Without death and life, the world would have no ability to exist. That is why each office-holder must be protected (Jacob) and kept in check (MIB). Jacob cannot kill MIB because Jacob personifies life. MIB cannot kill Jacob, because the cosmic rules demand that in order for their to be death, there must also be life.

When death finds a loophole (John Locke), he selects one of the "life candidates" to accomplish his murder of Jacob.

MIB is death, that is his name. He was once human and was given a choice like we see Sayid being given now. He chooses to take the office by allowing his soul to die (did you see how dead Sayid looks?).

Death/MIB wants to destroy all life, forever, because that is his nature. So much so, that he himself wants to die (but cannot kill himself). I think the death of death is what MIB means by "going home."

Jacob, however, calls death a "friend" and understands that both must exist for either to exist. More importantly, both must exist in order for humanity to exist as change (death/life cycle) is part of our nature.

What is the island then? It is the game board on which life and death play, which would make it time. The island is time personified. If you need any more proof, then consider how the island is moved - donkey wheel.

Chronos (Greek god of time) is depicted spinning the wheel of time:

"He was depicted in Greco-Roman mosaics as a man turning the Zodiac Wheel. Often the figure is named Aeon (Eternal Time), a common alternate name for the god"

Most cultures have a god of time. In Egypt for example, depending on when and where, Chronos' counterpart was Toth or Osiris or Pta, etc. All cultures also have the wheel of time or the wheel of sculpting (potter's wheel).

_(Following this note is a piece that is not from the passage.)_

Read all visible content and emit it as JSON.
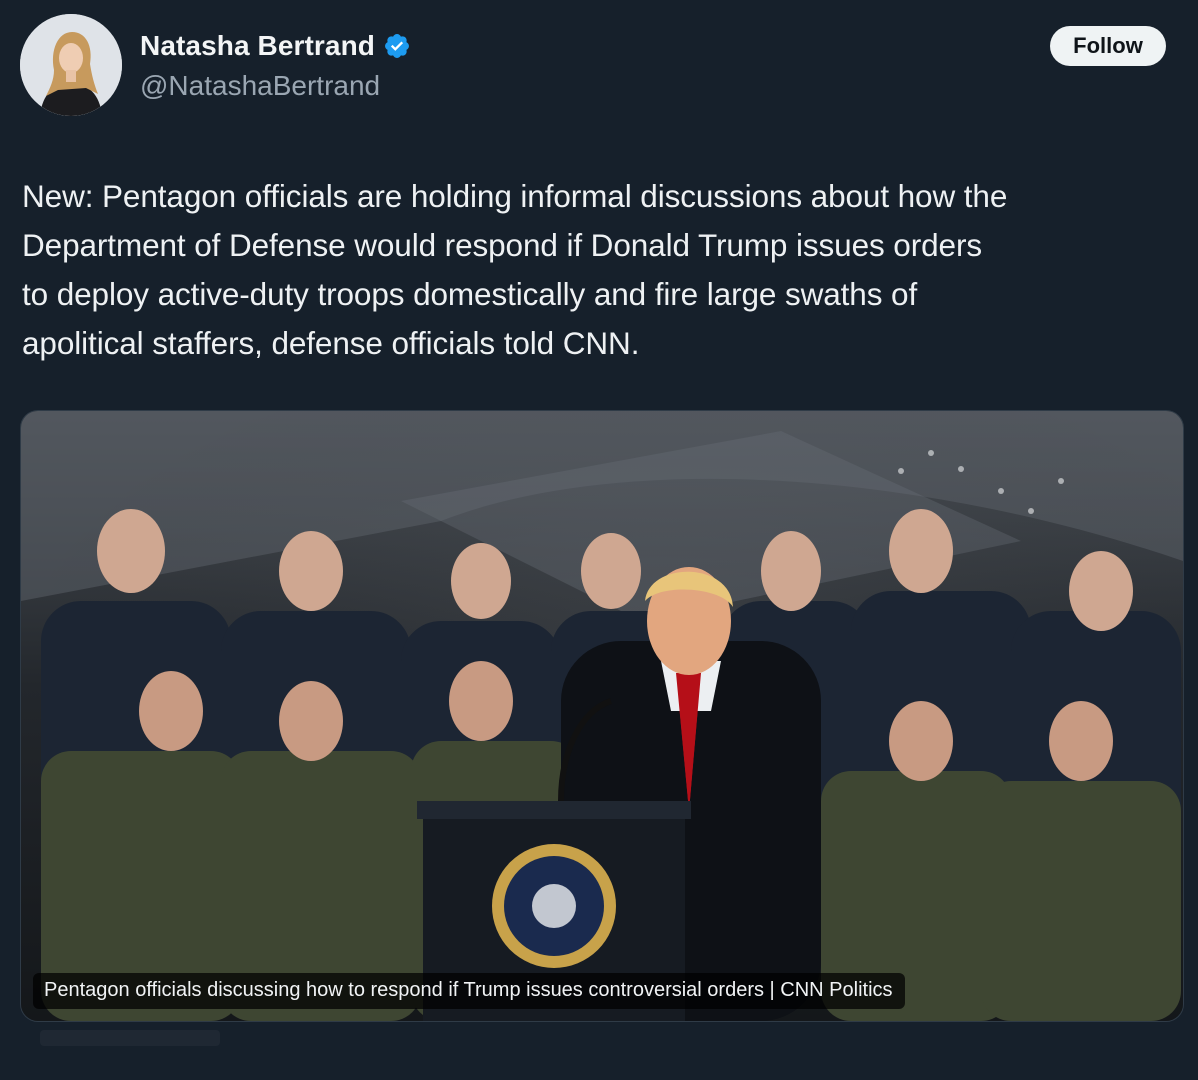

Questions (I have tentative answers to):

1. Does this mean that the Losties are dead? I think they are in the process of it, yes.
2. How does the Valenzetti equation play into this? The equation is said to predict the end of the world. I have noted in the past that this need not be a modern concept. Instead, this could be based on ancient mysticism. But the killing of life personified by death personified would certainly be a world-ending kind of thing I think.
3. How are the candidates selected: I think the numbers are key, not the equation. I will say no more for fear of being entirely right and spoiling things.


One more thing I wanted to point out is something I just realized when considering the characters' names. All this time I have focused on the names as representing philosophical points of view (Locke, Hume, etc.). But something struck me recently that I had not considered before. I think it is very important.

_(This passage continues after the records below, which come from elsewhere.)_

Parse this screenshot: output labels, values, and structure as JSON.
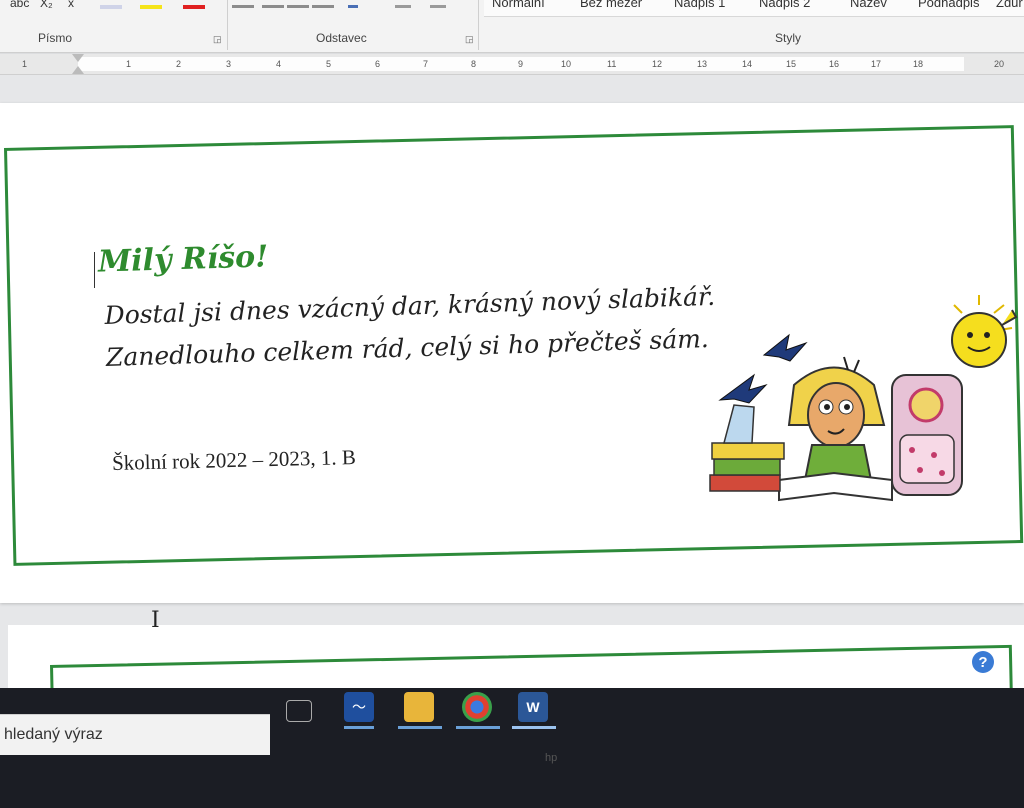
{
  "ribbon": {
    "groups": [
      "Písmo",
      "Odstavec",
      "Styly"
    ],
    "styles": [
      "Normální",
      "Bez mezer",
      "Nadpis 1",
      "Nadpis 2",
      "Název",
      "Podnadpis",
      "Zdůr"
    ],
    "subscript_label": "X₂",
    "clear_label": "x"
  },
  "ruler": {
    "ticks": [
      "1",
      "1",
      "2",
      "3",
      "4",
      "5",
      "6",
      "7",
      "8",
      "9",
      "10",
      "11",
      "12",
      "13",
      "14",
      "15",
      "16",
      "17",
      "18",
      "20"
    ]
  },
  "document": {
    "greeting": "Milý Ríšo!",
    "poem_line_1": "Dostal jsi dnes vzácný dar, krásný nový slabikář.",
    "poem_line_2": "Zanedlouho celkem rád, celý si ho přečteš sám.",
    "school_year": "Školní rok 2022 – 2023, 1. B",
    "accent_color": "#2d8a3a"
  },
  "taskbar": {
    "search_placeholder": "hledaný výraz",
    "icons": [
      "task-view-icon",
      "edge-icon",
      "file-explorer-icon",
      "chrome-icon",
      "word-icon"
    ],
    "word_label": "W",
    "help_label": "?",
    "brand_label": "hp"
  }
}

Jacob's name means he "who supplants" (substitutes). While this too tends to support my theory that Jacob and MIB are cosmic office holders, it is not the main thing I wanted to explore. What are the variants of the name Jacob or Yakov? Do you know? Here is a short list:

* James (Sawyer)
* Jack (Shepherd)
* John (variant of Jack)(Lock)
* Iago (which is also Ugo, possibly Hugo?)
* Jin (possibly John or Jack variant?)

I am not sure what this means, but I thought I would point it out anyway.

Some additional points, questions from this episode:

1. MIB tells us his mother was crazy, like Claire

2. It is important that we know who killed the people by the Ajira plane and what is in the locked room on the sub

3. What did MIB/Locke say to Claire to get her to apologize to Kate? That seemed odd, no?

4. Does Miles still have his powers in the Sideways reality?

5. Why does MIB send Sawyer to the other island? Why does he not go himself? Better still, why does he not use his supernatural powers to gage what is going on?